Dipole moment of p-nitroaniline when compared to nitrobenzene (X) and aniline (Y) will be
1. Smaller than both X and Y
2. Greater than both X and Y
3. Greater than Y but smaller than X
4. Equal to zero
ans is 2
I want explanation
4in aniline net dipole moment downwards coz N donate it's lone pair to benzene
in nitro benzene N withdraws the electron from benzene ring due to -I and -R effect..
and in case of p-nitro aniline....amine group donates the electron and and nitro group withdraws the elctrons..so a net downward dipole moment which will be more than the abv cases
This was explained to me by Govind
24what i am saying is ...
in p-nitroaniline...whatever amine donates is taken by nitro and is not given to teh rest of ring.....

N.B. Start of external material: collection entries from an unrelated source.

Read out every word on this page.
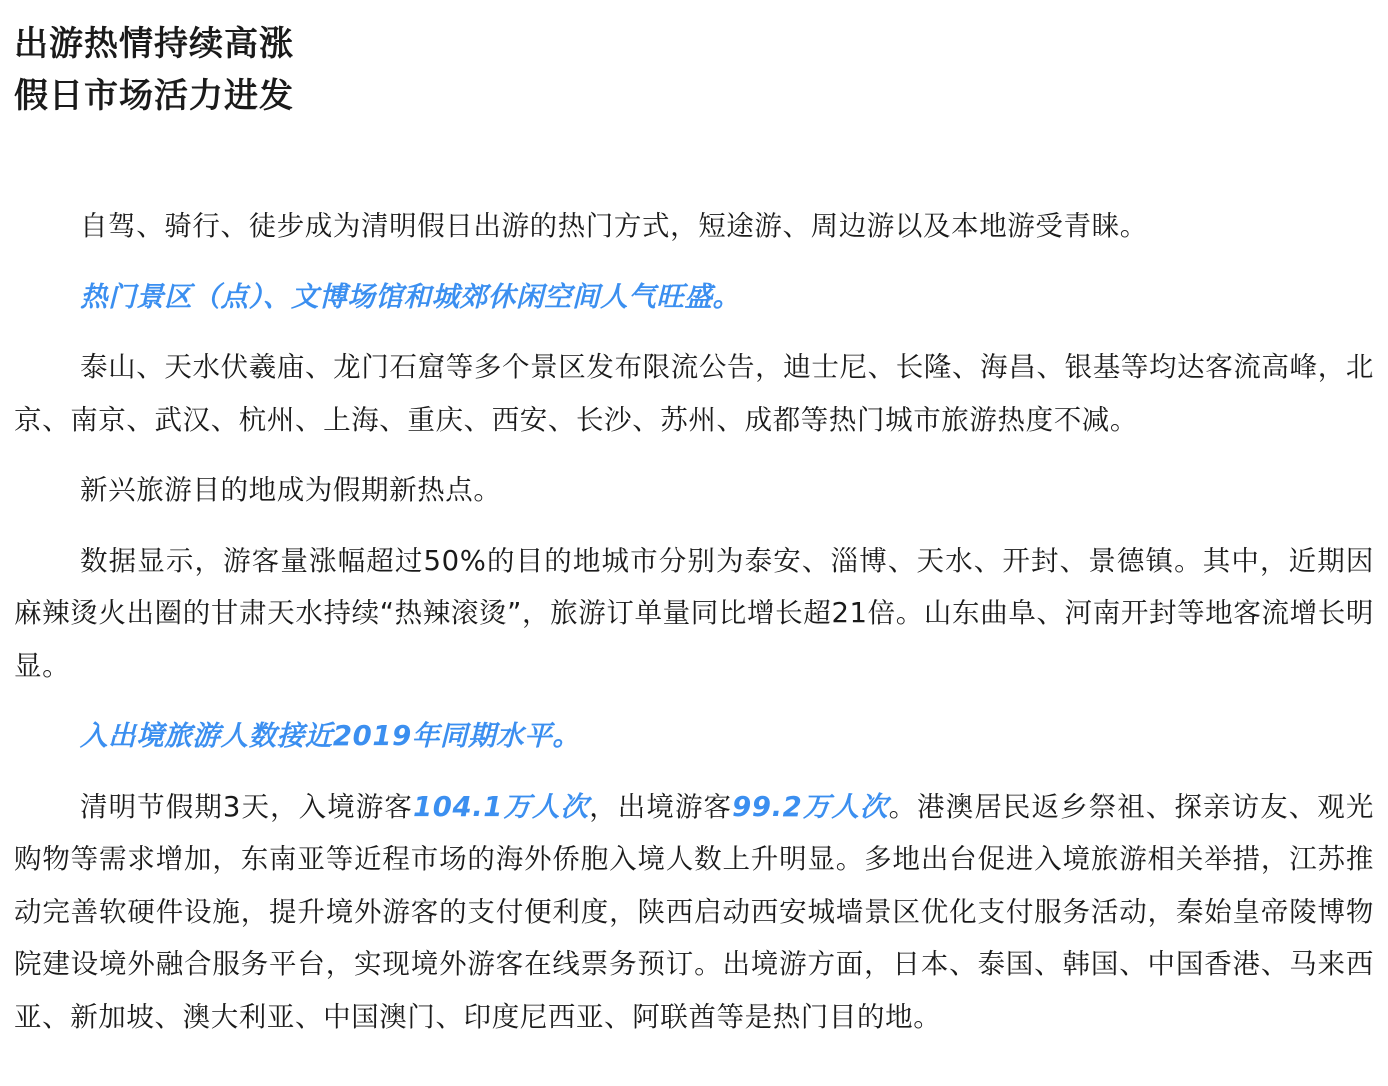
出游热情持续高涨
假日市场活力进发

自驾、骑行、徒步成为清明假日出游的热门方式，短途游、周边游以及本地游受青睐。

热门景区（点）、文博场馆和城郊休闲空间人气旺盛。

泰山、天水伏羲庙、龙门石窟等多个景区发布限流公告，迪士尼、长隆、海昌、银基等均达客流高峰，北京、南京、武汉、杭州、上海、重庆、西安、长沙、苏州、成都等热门城市旅游热度不减。

新兴旅游目的地成为假期新热点。

数据显示，游客量涨幅超过50%的目的地城市分别为泰安、淄博、天水、开封、景德镇。其中，近期因麻辣烫火出圈的甘肃天水持续“热辣滚烫”，旅游订单量同比增长超21倍。山东曲阜、河南开封等地客流增长明显。

入出境旅游人数接近2019年同期水平。

清明节假期3天，入境游客104.1万人次，出境游客99.2万人次。港澳居民返乡祭祖、探亲访友、观光购物等需求增加，东南亚等近程市场的海外侨胞入境人数上升明显。多地出台促进入境旅游相关举措，江苏推动完善软硬件设施，提升境外游客的支付便利度，陕西启动西安城墙景区优化支付服务活动，秦始皇帝陵博物院建设境外融合服务平台，实现境外游客在线票务预订。出境游方面，日本、泰国、韩国、中国香港、马来西亚、新加坡、澳大利亚、中国澳门、印度尼西亚、阿联酋等是热门目的地。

whcih is the case i aniline and nitrobenzene....where distribtuin of electrons is i nthe ring
i may be saying all this in a vague way..but plz correct me
4Ya u're right thats y p-nitro aniline has less dipole moment than X & Y
1@eureka
the net dipole moment vector in case is basically determined by the reso and i effect of the system in case of nitro both gets added and in case of NH2 i effect apposes the reso effect but when NH2 is present at para position r effect of both get increased result in more dipole moment of the system
try compare when both at meta positions